Ozi Arad, a former research director of the espionage agency in Israel in Moussad, said that Israel had made a political decision that remained unchanged. This was the first doctrine: If the nuclear knowledge of the warning is considered a threat, then the Israeli war planes will attack.

He said, “The nucleus of Israel’s approach to spread was always: first, and if the nuclear program becomes a threat to Israel … it will exhaust all other means to stop it,” he said. “Then, it will return to an air strike.”

So in 1981, Israel attacked a nuclear reactor in Iraq. In 2007, it struck a secret reactor from North Korea under construction in Syria. “And now in 2025, you have Israeli warplanes that flies over Natanz, Fordo and Safhan (in Iran),” he said.

Which partly formed the nuclear position in Iran, which emerges and flow with political geography. In the eighties of the last century, after its war with Iraq, Iran began exploring a nuclear program to prevent another conflict with its neighbor, but the first Gulf War made this threat not related.

In 2004, a Pakistani nuclear scientist admitted the sale of the oldest centrifuge technology to Iran in the 1990s, which many see as the emergence of Iran’s enrichment experiences.

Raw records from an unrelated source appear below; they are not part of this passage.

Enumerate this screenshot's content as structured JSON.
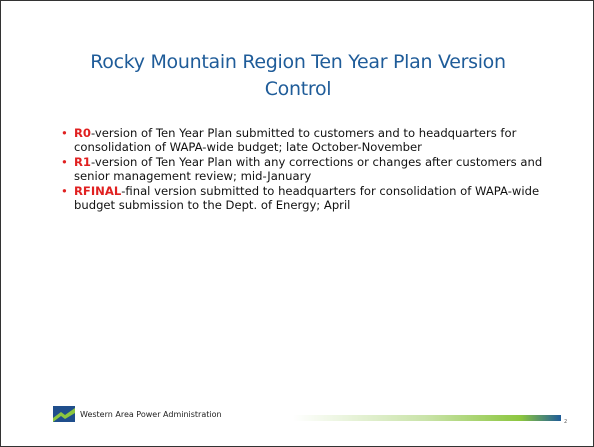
{
  "title": "Rocky Mountain Region Ten Year Plan Version Control",
  "bullets": [
    {
      "term": "R0",
      "text": "-version of Ten Year Plan submitted to customers and to headquarters for consolidation of WAPA-wide budget; late October-November"
    },
    {
      "term": "R1",
      "text": "-version of Ten Year Plan with any corrections or changes after customers and senior management review; mid-January"
    },
    {
      "term": "RFINAL",
      "text": "-final version submitted to headquarters for consolidation of WAPA-wide budget submission to the Dept. of Energy; April"
    }
  ],
  "footer": {
    "organization": "Western Area Power Administration",
    "page_number": "2"
  }
}
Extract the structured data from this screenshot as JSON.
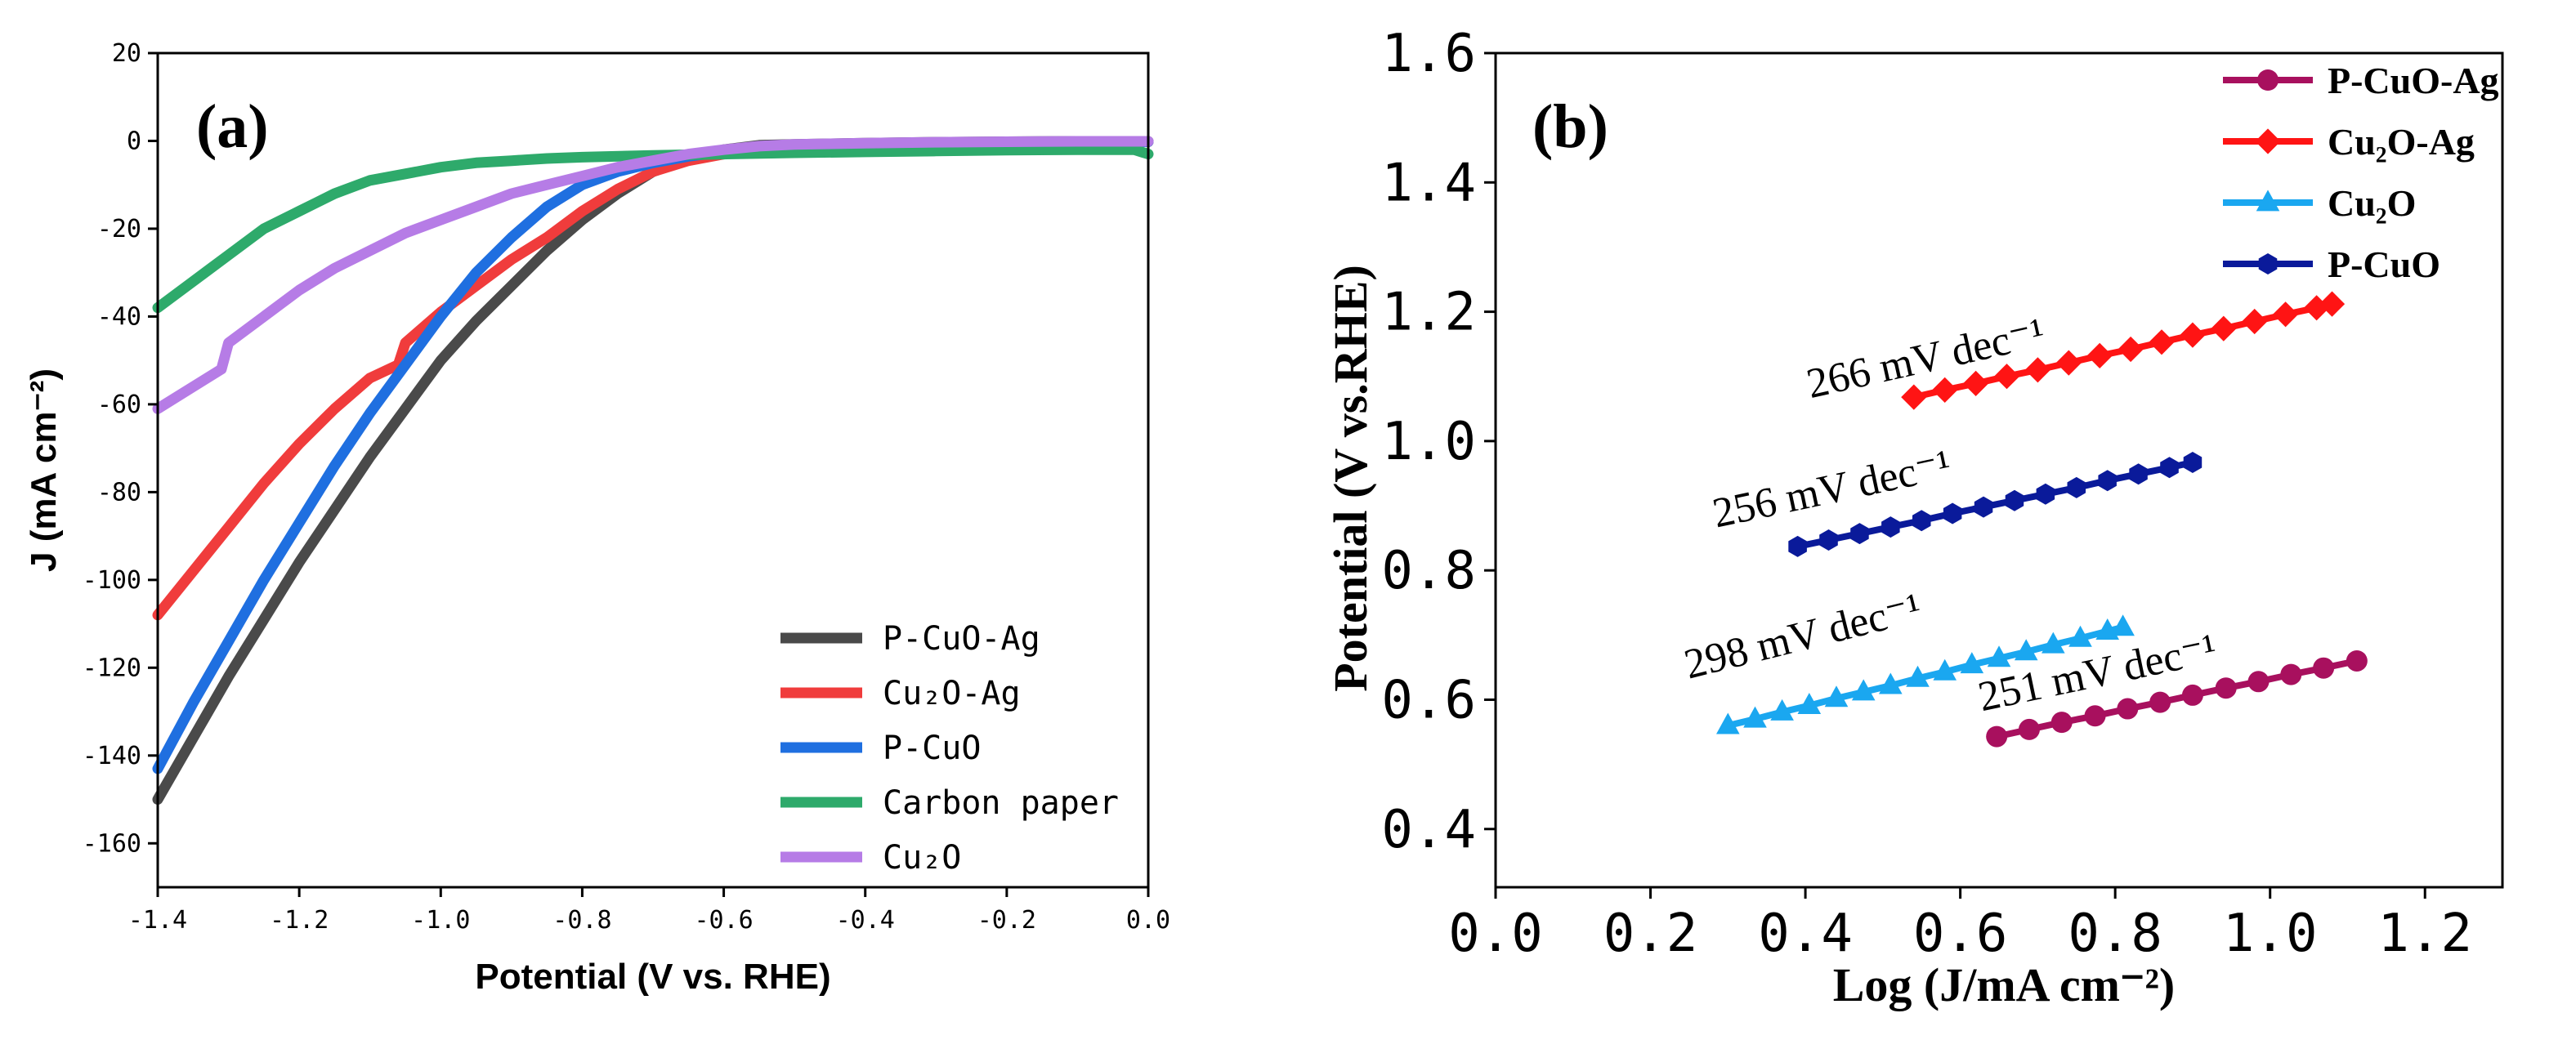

In 2003, after watching the United States invading Iraq in the search for weapons of mass destruction, Iran declared and promoted a secret program called Amad, which the party’s observer said is looking – but not building nuclear weapons.

The image released by the United States government of a suspected nuclear reactor factory under construction in Syria
The US government released this image of a suspected nuclear reactor factory in Syria © United States Government/Bulletin/Reuters

Nasr said that the focus on enrichment remains. He said: “The Iranians have actually saw attention, for a very long time, in using their program as a way to bring the United States to the table and carry the United States to agree to lift the sanctions.” “They understood that there is no other problem that will bring us negotiations.”

Its leaders have constantly maintained Iran, which was exercising its legal right as a learning of the non -spreading treaty for the peaceful nuclear energy program, and they allowed inspectors to enter the declared facilities, even for sudden visits.

But they also built new facilities for secret enrichment in Natanz, which were revealed by violations in 2002, then in Fordo, a site discovered by Western intelligence agencies in 2008. Inspectors of the International Nuclear Diseases Agency were allowed later to visit, including in the days that Israel had previously launched its sudden attack.

Now these facilities were damaged, along with a lot of traditional deterrence for Iran. The militia of the agent that surrounds Israel has greatly put a “ring of fire”. Many missile launchers and air defenses have been destroyed. This leaves Iran with a dilemma because it falls on the edge of becoming a nuclear armed force.

When building a weapon, “Iran is still analyzing cost and interest,” Nasr said, referring to negotiations with Europeans and the United States. Currently, the debate may have swing more towards those who only say they are doing the bomb.

“But the door is not completely closed. The only way will turn the path that Iran faces is to put a deal on the table convincing enough and flexible enough to influence this discussion in Iran.”